La douleur des vaccinations est très variable, et leur prévention très controversée.
Distinguons plusieurs niveaux de réflexion.

  • 1. Le niveau de la douleur que l’on considère comme acceptable d’infliger (ou d’éviter) aux enfants et aux bébés

 

Ce seuil est difficile à fixer, il est probable que le consensus ne se fera jamais, mais au fil des années il semble que ce seuil baisse dans l’esprit à la fois des soignants et des parents.
Ce qui peut nous motiver

Primum non nocere
Le niveau de douleur : intense pour Prevenar® et le vaccin contre l’hépatite, tout le monde le sait
Cette douleur est infligée
Cette douleur est répétée
Les risques de phobie, les conséquences délétères pour la relation avec le médecin, perturbées par la peur, et le monde des soins en général.

Ce qui peut nous retenir
Si la douleur est faible, ne tombons pas dans l’algophobie, notre objectif ce n’est pas une vie sans douleur !

D’autres soignants ont pris position. Voici le résumé d’un article sur le sujet, écrit par l’équipe canadienne qui a fait la synthèse de toutes les études publiées en 2009.

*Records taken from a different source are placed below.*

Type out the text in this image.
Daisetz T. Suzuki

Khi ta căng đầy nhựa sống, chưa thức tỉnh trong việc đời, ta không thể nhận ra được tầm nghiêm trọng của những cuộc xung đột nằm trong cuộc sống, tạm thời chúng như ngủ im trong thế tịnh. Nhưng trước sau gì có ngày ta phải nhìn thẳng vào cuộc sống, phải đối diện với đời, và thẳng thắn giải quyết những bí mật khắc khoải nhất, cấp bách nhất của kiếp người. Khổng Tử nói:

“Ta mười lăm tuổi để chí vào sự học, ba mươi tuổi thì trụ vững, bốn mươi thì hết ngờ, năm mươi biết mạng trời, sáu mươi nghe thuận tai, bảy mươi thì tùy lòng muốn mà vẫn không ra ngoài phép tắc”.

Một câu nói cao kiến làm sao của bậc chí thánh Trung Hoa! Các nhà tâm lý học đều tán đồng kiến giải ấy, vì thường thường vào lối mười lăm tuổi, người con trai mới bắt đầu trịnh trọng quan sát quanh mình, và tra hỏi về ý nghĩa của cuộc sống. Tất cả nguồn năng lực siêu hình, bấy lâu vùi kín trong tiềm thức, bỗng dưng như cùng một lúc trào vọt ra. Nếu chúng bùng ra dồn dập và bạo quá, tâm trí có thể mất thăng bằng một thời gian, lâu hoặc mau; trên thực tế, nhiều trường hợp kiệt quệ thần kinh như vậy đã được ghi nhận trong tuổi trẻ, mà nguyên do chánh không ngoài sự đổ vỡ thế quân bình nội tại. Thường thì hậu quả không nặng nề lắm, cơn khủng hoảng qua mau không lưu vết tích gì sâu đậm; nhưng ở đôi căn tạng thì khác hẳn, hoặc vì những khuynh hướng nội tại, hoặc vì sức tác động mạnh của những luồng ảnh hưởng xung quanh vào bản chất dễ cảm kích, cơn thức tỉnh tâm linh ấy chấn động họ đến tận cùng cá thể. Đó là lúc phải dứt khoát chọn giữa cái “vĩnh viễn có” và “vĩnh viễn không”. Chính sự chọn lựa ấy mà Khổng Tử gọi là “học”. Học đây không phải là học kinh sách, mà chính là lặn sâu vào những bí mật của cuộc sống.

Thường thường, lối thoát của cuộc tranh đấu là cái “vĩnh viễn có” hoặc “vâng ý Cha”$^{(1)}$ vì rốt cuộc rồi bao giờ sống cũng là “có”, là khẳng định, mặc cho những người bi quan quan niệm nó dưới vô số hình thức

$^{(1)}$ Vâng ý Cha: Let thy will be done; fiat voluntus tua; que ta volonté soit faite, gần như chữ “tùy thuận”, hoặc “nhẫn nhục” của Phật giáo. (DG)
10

Quels sont les difficultés et obstacles qui empêchent la mise en place régulière des moyens analgésiques pour la vaccination ? Chaque enfant désormais reçoit entre 15 et 20 injections pendant les 2 premières années de sa vie, et ce nombre peut encore augmenter. Un des principes éthiques du médecin est « primum non nocere » : ne pas nuire. On est donc étonné du peu d’adhésion aux moyens antalgiques. Il est utile de se rappeler l’impact délétère à court et à long terme de la douleur infligée non prévenue : peur, mémorisation, difficultés lors des injections suivantes, phobie des soins. Rappelons-nous aussi que chez le nourrisson, la douleur entraîne des réponses plus importantes que chez l’enfant plus grand, en raison de l’immaturité du système nerveux (défaut de systèmes inhibiteurs, champs récepteurs des neurones nociceptifs plus vastes, pas de moyens de défense cognitifs, etc.). La vaccination est souvent le premier contact de l’enfant avec le corps médical. Les enfants ont peur des piqûres. La peur de la piqûre suivante (anxiété anticipatoire) va perturber la relation avec le soignant et la perception de la douleur suivante… Tout cela doit guider notre attitude face à la douleur de la vaccination et les moyens de l’éviter. Les fausses conceptions relatives à ces douleurs sont fréquentes, la douleur de la vaccination est souvent minimisée !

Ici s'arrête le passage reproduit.